Господин в белом, полагая, что я чем-то растревожила господина в сером, махнул мне рукой.

– Оставь его в покое, неприглядное дитя, подойди ко мне. Он совсем не понимает детей. У него были собственные дети, но он их отослал прочь. Но я-то тебя прекрасно понимаю. Я, к примеру, могу сказать: тебе ужасно хочется узнать, что я пишу в своей книжечке так торопливо, не так ли? Ну, разумеется, хочется! Ну что ж, коли ты настаиваешь, я тебе скажу. Я вспоминаю свои прогулки. Мне только что пришла на ум одна из них. Я коллекционирую прогулки своей жизни. Кое-кто интересуется: неужели я исходил так много дорог только из любви к движению? На что я отвечаю: главное – не расстояния, которые ты прошел, а тщание. И поверь мне, все мои прогулки отличались великим тщанием. Ну а теперь, само собой, тебе хочется узнать, куда же я ходил. Не так ли, крошка-шалунья? – так он меня назвал и, по-видимому, весьма довольный своим наблюдением, продолжал обзываться, ни на мгновение не озаботившись, как я воспринимаю его оценки. – Крошечное уродище, крошечное чудовище в обличье ребенка… малышка… крошечный волчонок… крошечная обладательница торчащего носа… крошечное обвинение человечеству… крошечная… крошка… – завершил он тираду, уже не в силах подобрать мне точное определение, кроме того, что я крошка, крошечное нечто…

Он почесал острый нос, взглянул на свои башмаки, и тут я впервые заметила, что на башмаки надеты полотняные мешки с завязками на лодыжках, а самих башмаков не видно. Но сейчас он распустил завязки и снял мешки – под ними оказались самые обычные мужские башмаки черной кожи, поношенные, с серебряными пряжками.



– Вот! – он снял один башмак и передал его мне. – Понюхай! Сунь в него свой хобот.

Я понюхала башмак. Из него дурно пахнуло.

– Ты знаешь, что это за запах? – спросил господин в сером.

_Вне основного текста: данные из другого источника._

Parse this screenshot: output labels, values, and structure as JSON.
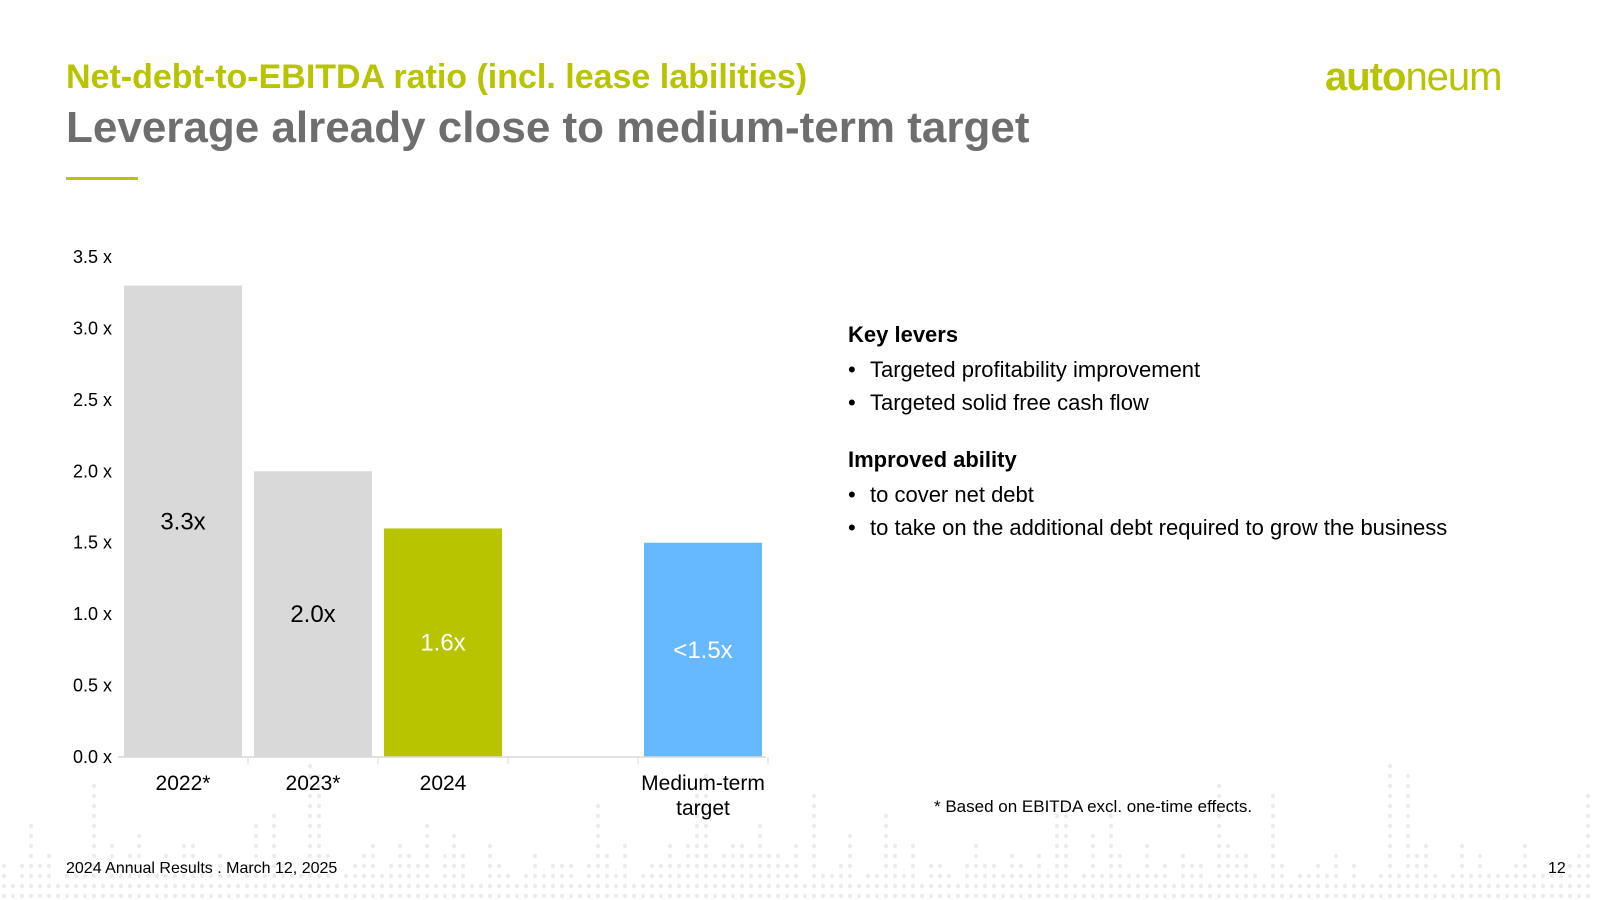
{
  "header": {
    "supertitle": "Net-debt-to-EBITDA ratio (incl. lease labilities)",
    "title": "Leverage already close to medium-term target",
    "logo_bold": "auto",
    "logo_thin": "neum"
  },
  "chart_data": {
    "type": "bar",
    "categories": [
      "2022*",
      "2023*",
      "2024",
      "",
      "Medium-term\ntarget"
    ],
    "values": [
      3.3,
      2.0,
      1.6,
      null,
      1.5
    ],
    "data_labels": [
      "3.3x",
      "2.0x",
      "1.6x",
      "",
      "<1.5x"
    ],
    "colors": [
      "#d9d9d9",
      "#d9d9d9",
      "#b8c400",
      null,
      "#66b9ff"
    ],
    "label_colors": [
      "#000000",
      "#000000",
      "#ffffff",
      null,
      "#ffffff"
    ],
    "y_ticks": [
      "0.0 x",
      "0.5 x",
      "1.0 x",
      "1.5 x",
      "2.0 x",
      "2.5 x",
      "3.0 x",
      "3.5 x"
    ],
    "ylim": [
      0,
      3.5
    ],
    "title": "",
    "xlabel": "",
    "ylabel": ""
  },
  "panel": {
    "section1_heading": "Key levers",
    "section1_items": [
      "Targeted profitability improvement",
      "Targeted solid free cash flow"
    ],
    "section2_heading": "Improved ability",
    "section2_items": [
      "to cover net debt",
      "to take on the additional debt required to grow the business"
    ]
  },
  "footnote": "* Based on EBITDA excl. one-time effects.",
  "footer": {
    "text": "2024 Annual Results . March 12, 2025",
    "page": "12"
  }
}
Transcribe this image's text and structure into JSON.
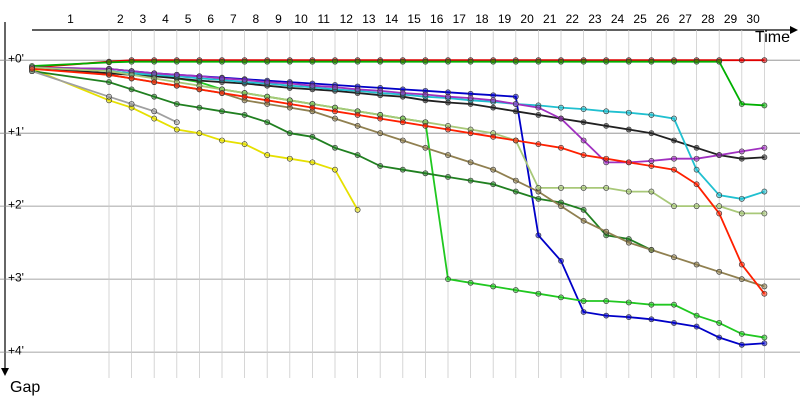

– Это, – рискнула я ответить дерзостью, потому что этот человек был со мной так невежлив, – запах сгнившей ноги?

– Париж! – ответил он. – Это запах Парижа!

Так я впервые услышала название этого города. И повторила:

– Париж.

– В этих башмаках я исходил Париж вдоль и поперек, – продолжал он, – от моста Пон-Нёф и рю Сент-Антуан до крошечных закоулочков. Мои башмаки провели меня по великому множеству улиц, которые я читал как предложения и записывал все, что видел. Я не обращаю внимания на памятники, большие церкви и исторические здания. Я говорю о людях. Счастливых, несчастных и тех, кто между ними. Я знаю их всех. Я вижу их во время своих пеших прогулок, и они населяют страницы моего блокнота. Открой любой мой блокнот, на любой странице, и ты сможешь учуять великий смрад и услышать какофонию Парижа. Прочти любое предложение, и ты зашагаешь рядом со мной, среди всех этих людей. Благодаря этим башмакам я видел их всех: утомленных энциклопедистов, гениев химии, членов Академии, актеров «Комеди франсэз» и «Гранд-опера», бульварных кукольников, мастеровитых сапожников, нервных изготовителей париков, уличных разносчиков-калек, чрезмерно тщательных дантистов, чудовищно неряшливых хирургов, старьевщиков, повитух, бандерш, карманных воришек с кожей, изрытой оспой и густо напудренной, королевских отпрысков и подкидышей – словом, все ингредиенты густого парижского супа.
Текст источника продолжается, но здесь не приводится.